The stock certificates for any shares of Common Stock issued pursuant to this
Plan may bear a legend restricting transferability of the shares of Common Stock
unless such shares are registered or an exemption



                                      -31-
   11

from registration is available under the Securities Act of 1933, as amended, and
applicable state securities laws.

        (j)     [Same as Plan]

        (k)     [Same as Plan]

        (l)     [Same as Plan]

        (m)     Financial Statements. The Company will provide financial
statements to each Award recipient annually during the period such individual
has Awards outstanding, or as otherwise required under Section 260.140.46 of
Title 10 of the California Code of Regulations.
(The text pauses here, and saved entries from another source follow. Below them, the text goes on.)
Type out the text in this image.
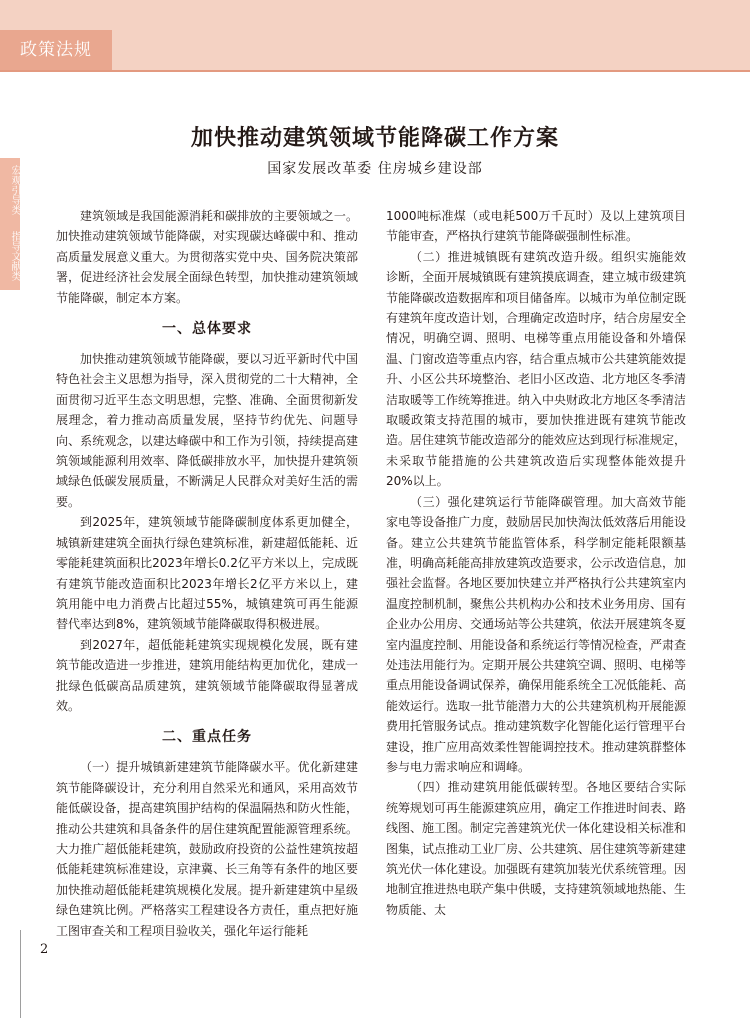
政策法规
宏观引导类
指导文献类
加快推动建筑领域节能降碳工作方案
国家发展改革委 住房城乡建设部

建筑领域是我国能源消耗和碳排放的主要领域之一。加快推动建筑领域节能降碳，对实现碳达峰碳中和、推动高质量发展意义重大。为贯彻落实党中央、国务院决策部署，促进经济社会发展全面绿色转型，加快推动建筑领域节能降碳，制定本方案。

一、总体要求

加快推动建筑领域节能降碳，要以习近平新时代中国特色社会主义思想为指导，深入贯彻党的二十大精神，全面贯彻习近平生态文明思想，完整、准确、全面贯彻新发展理念，着力推动高质量发展，坚持节约优先、问题导向、系统观念，以建达峰碳中和工作为引领，持续提高建筑领域能源利用效率、降低碳排放水平，加快提升建筑领域绿色低碳发展质量，不断满足人民群众对美好生活的需要。

到2025年，建筑领域节能降碳制度体系更加健全，城镇新建建筑全面执行绿色建筑标准，新建超低能耗、近零能耗建筑面积比2023年增长0.2亿平方米以上，完成既有建筑节能改造面积比2023年增长2亿平方米以上，建筑用能中电力消费占比超过55%，城镇建筑可再生能源替代率达到8%，建筑领域节能降碳取得积极进展。

到2027年，超低能耗建筑实现规模化发展，既有建筑节能改造进一步推进，建筑用能结构更加优化，建成一批绿色低碳高品质建筑，建筑领域节能降碳取得显著成效。

二、重点任务

（一）提升城镇新建建筑节能降碳水平。优化新建建筑节能降碳设计，充分利用自然采光和通风，采用高效节能低碳设备，提高建筑围护结构的保温隔热和防火性能，推动公共建筑和具备条件的居住建筑配置能源管理系统。大力推广超低能耗建筑，鼓励政府投资的公益性建筑按超低能耗建筑标准建设，京津冀、长三角等有条件的地区要加快推动超低能耗建筑规模化发展。提升新建建筑中星级绿色建筑比例。严格落实工程建设各方责任，重点把好施工图审查关和工程项目验收关，强化年运行能耗

1000吨标准煤（或电耗500万千瓦时）及以上建筑项目节能审查，严格执行建筑节能降碳强制性标准。

（二）推进城镇既有建筑改造升级。组织实施能效诊断，全面开展城镇既有建筑摸底调查，建立城市级建筑节能降碳改造数据库和项目储备库。以城市为单位制定既有建筑年度改造计划，合理确定改造时序，结合房屋安全情况，明确空调、照明、电梯等重点用能设备和外墙保温、门窗改造等重点内容，结合重点城市公共建筑能效提升、小区公共环境整治、老旧小区改造、北方地区冬季清洁取暖等工作统筹推进。纳入中央财政北方地区冬季清洁取暖政策支持范围的城市，要加快推进既有建筑节能改造。居住建筑节能改造部分的能效应达到现行标准规定，未采取节能措施的公共建筑改造后实现整体能效提升20%以上。

（三）强化建筑运行节能降碳管理。加大高效节能家电等设备推广力度，鼓励居民加快淘汰低效落后用能设备。建立公共建筑节能监管体系，科学制定能耗限额基准，明确高耗能高排放建筑改造要求，公示改造信息，加强社会监督。各地区要加快建立并严格执行公共建筑室内温度控制机制，聚焦公共机构办公和技术业务用房、国有企业办公用房、交通场站等公共建筑，依法开展建筑冬夏室内温度控制、用能设备和系统运行等情况检查，严肃查处违法用能行为。定期开展公共建筑空调、照明、电梯等重点用能设备调试保养，确保用能系统全工况低能耗、高能效运行。选取一批节能潜力大的公共建筑机构开展能源费用托管服务试点。推动建筑数字化智能化运行管理平台建设，推广应用高效柔性智能调控技术。推动建筑群整体参与电力需求响应和调峰。

（四）推动建筑用能低碳转型。各地区要结合实际统筹规划可再生能源建筑应用，确定工作推进时间表、路线图、施工图。制定完善建筑光伏一体化建设相关标准和图集，试点推动工业厂房、公共建筑、居住建筑等新建建筑光伏一体化建设。加强既有建筑加装光伏系统管理。因地制宜推进热电联产集中供暖，支持建筑领域地热能、生物质能、太

2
Notwithstanding the foregoing,
the Company will not be required to provide such financial statements to Award
recipients when issuance is limited to key employees whose services in
connection with the Company assure them access to equivalent information.

        (n)     Voting Rights. The Company will comply with Section 260.140.1 of
Title 10 of the California Code of Regulations with respect to the voting rights
of Common Stock.

8.      TERMINATION OF EMPLOYMENT OR SERVICE.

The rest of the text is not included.